What do you see as a fair and acceptable solution by all sides to the ongoing problem in the egalitarian plaza of the Kotel?
Orthodox, religious and secular Jews must stand together, unified. We must all respect the way the other worships. We are one people with one God and one country, and we must stand by each other and celebrate each other, no matter the synagogue we worship in, our gender or the side of the plaza we chose to pray on. The Kotel belongs to Israel, and Israel belongs to the Jewish people. We must all enjoy the freedom to pray and celebrate and mourn, without a wall separating us. Divided we fall, united we stand.
What can be done to stem what appears to be rising antisemitism and anti-Israel sentiments, especially among the young generation?
First and foremost, it’s education. Educate the upcoming generations in schools, colleges and at home about the Holocaust and the dangers of hate. Make it clear through our leaders and in the media that culturally there is a penalty to pay for expressing hatred of Jews or hatred toward Israel. We must make trafficking in Jew-hatred and denying the Jewish homeland’s right to exist unpalatable, career-ending and reputation-destroying.
What do you think are the biggest challenges facing Israel and the Jewish people today?
There are two grave threats above all others: first, Iran. Iran is hell-bent on destroying the State of Israel and the Jewish people and a path to a nuclear Iran remains open.
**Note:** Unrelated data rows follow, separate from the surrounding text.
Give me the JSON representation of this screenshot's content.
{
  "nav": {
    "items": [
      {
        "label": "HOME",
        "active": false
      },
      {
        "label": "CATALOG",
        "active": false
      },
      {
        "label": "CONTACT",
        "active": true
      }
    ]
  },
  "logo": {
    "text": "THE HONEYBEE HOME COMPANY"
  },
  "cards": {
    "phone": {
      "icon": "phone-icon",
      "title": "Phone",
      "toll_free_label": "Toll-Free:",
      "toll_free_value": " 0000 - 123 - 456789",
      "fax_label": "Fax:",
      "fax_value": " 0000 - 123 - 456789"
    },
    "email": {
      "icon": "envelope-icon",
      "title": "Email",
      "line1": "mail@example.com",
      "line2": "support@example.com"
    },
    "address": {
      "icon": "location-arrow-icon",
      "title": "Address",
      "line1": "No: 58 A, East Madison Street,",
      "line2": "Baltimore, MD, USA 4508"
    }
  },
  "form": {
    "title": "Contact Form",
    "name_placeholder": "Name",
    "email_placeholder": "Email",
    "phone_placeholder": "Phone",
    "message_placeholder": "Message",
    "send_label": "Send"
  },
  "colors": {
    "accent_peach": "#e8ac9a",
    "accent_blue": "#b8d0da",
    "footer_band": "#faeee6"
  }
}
Furthermore, the details that I have read and briefed on the unfinished Iran deal do not go nearly far enough in keeping Iran firmly in check.
Second, apathy. Too many – Jews and non-Jews alike – think that the long-term security of the Jews and Israel is assured. It’s not. Hatred is on the rise, acts of hate, violence and terrorism are a weekly reminder that every Jew and every gentile has a part to play in fighting back.
Hatred of Jews is hate – and hate is a public safety crisis.